In vivo 2D mapping of impaired murine cardiac energetics in NO‐induced heart failure

31 P MRS studies in humans have shown that an impairment of cardiac energetics is characteristic of heart failure. Although numerous transgenic mouse models with a heart‐failure phenotype have been generated, current methods to analyze murine high‐energy phosphates (HEPs) in vivo are hampered by limited spatial resolution. Using acquisition‐weighted 2D 31 P chemical shift imaging (CSI) at 9.4 Tesla, we were able to acquire 31 P MR spectra over the entire thorax of the mouse with high spatial resolution in defined regions of the heart (the anterior, lateral, posterior, and septal walls) within a reasonable acquisition time of about 75 min. Analysis of a transgenic cardiomyopathy model (double mutant: cardiospecific inducible nitric oxide synthase (iNOS) overexpression and lack of myoglobin (tg‐iNOS + /myo −/− ) revealed that cardiac dysfunction in the mutant was associated with an impaired energy state (phosphocreatine (PCr)/adenosine triphosphate (ATP) 1.54 ± 0.18) over the entire left ventricle (LV; wild‐type (WT): PCr/ATP 2.06 ± 0.22, N = 5, P < 0.05), indicating that in the absence of efficient cytosolic NO scavenging, iNOS‐derived NO critically interferes with the respiratory chain.
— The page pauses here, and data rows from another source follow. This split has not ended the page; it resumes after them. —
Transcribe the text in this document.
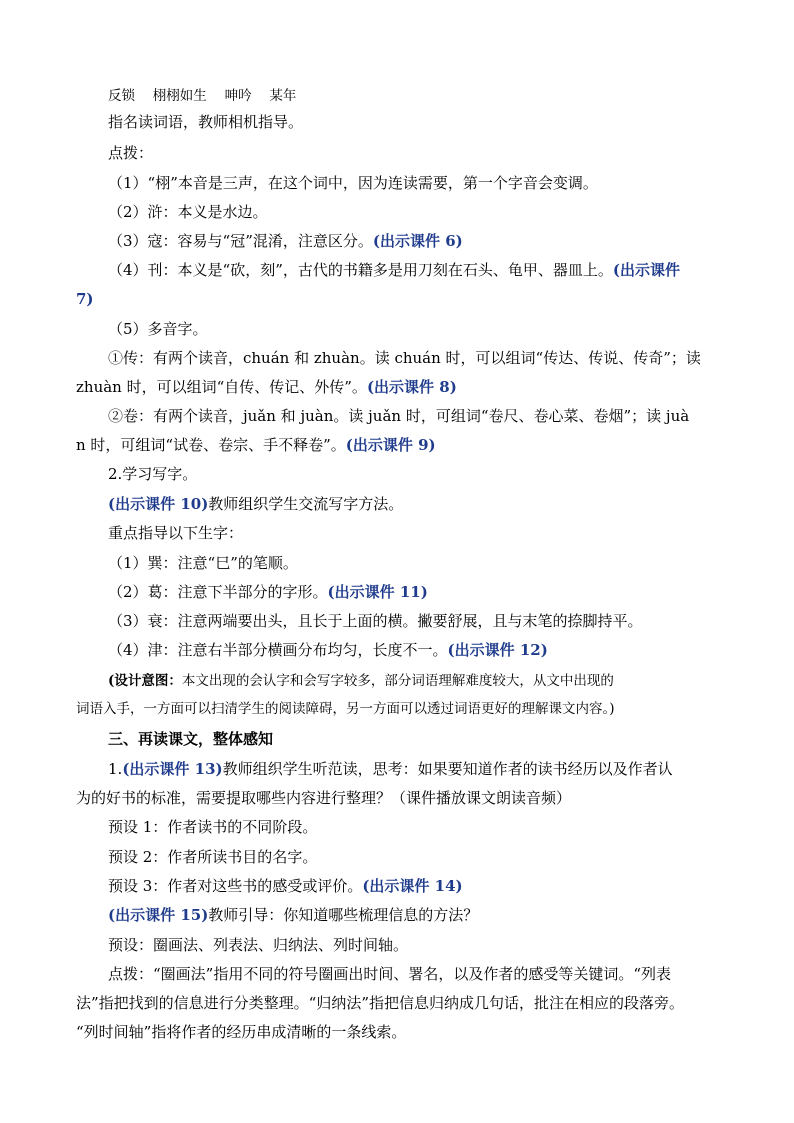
反锁　 栩栩如生　 呻吟　 某年
指名读词语，教师相机指导。
点拨：
（1）“栩”本音是三声，在这个词中，因为连读需要，第一个字音会变调。
（2）浒：本义是水边。
（3）寇：容易与“冠”混淆，注意区分。(出示课件 6)
（4）刊：本义是“砍，刻”，古代的书籍多是用刀刻在石头、龟甲、器皿上。(出示课件
7)
（5）多音字。
①传：有两个读音，chuán 和 zhuàn。读 chuán 时，可以组词“传达、传说、传奇”；读
zhuàn 时，可以组词“自传、传记、外传”。(出示课件 8)
②卷：有两个读音，juǎn 和 juàn。读 juǎn 时，可组词“卷尺、卷心菜、卷烟”；读 juà
n 时，可组词“试卷、卷宗、手不释卷”。(出示课件 9)
2.学习写字。
(出示课件 10)教师组织学生交流写字方法。
重点指导以下生字：
（1）巽：注意“巳”的笔顺。
（2）葛：注意下半部分的字形。(出示课件 11)
（3）衰：注意两端要出头，且长于上面的横。撇要舒展，且与末笔的捺脚持平。
（4）津：注意右半部分横画分布均匀，长度不一。(出示课件 12)
(设计意图：本文出现的会认字和会写字较多，部分词语理解难度较大，从文中出现的
词语入手，一方面可以扫清学生的阅读障碍，另一方面可以透过词语更好的理解课文内容。)
三、再读课文，整体感知
1.(出示课件 13)教师组织学生听范读，思考：如果要知道作者的读书经历以及作者认
为的好书的标准，需要提取哪些内容进行整理？（课件播放课文朗读音频）
预设 1：作者读书的不同阶段。
预设 2：作者所读书目的名字。
预设 3：作者对这些书的感受或评价。(出示课件 14)
(出示课件 15)教师引导：你知道哪些梳理信息的方法？
预设：圈画法、列表法、归纳法、列时间轴。
点拨：“圈画法”指用不同的符号圈画出时间、署名，以及作者的感受等关键词。“列表
法”指把找到的信息进行分类整理。“归纳法”指把信息归纳成几句话，批注在相应的段落旁。
“列时间轴”指将作者的经历串成清晰的一条线索。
In vivo data were validated against 31 P MR spectra of perchloric acid extracts (PCr/ATP: 1.87 ± 0.21 (WT), 1.39 ± 0.17 (tg‐iNOS + /myo −/− , N = 5, P < 0.05). Future applications will substantially benefit studies on the cause‐and‐effect relationship between cardiac energetics and function in other genetically well‐defined models of heart failure. Magn Reson Med 57:50–58, 2007. © 2006 Wiley‐Liss, Inc.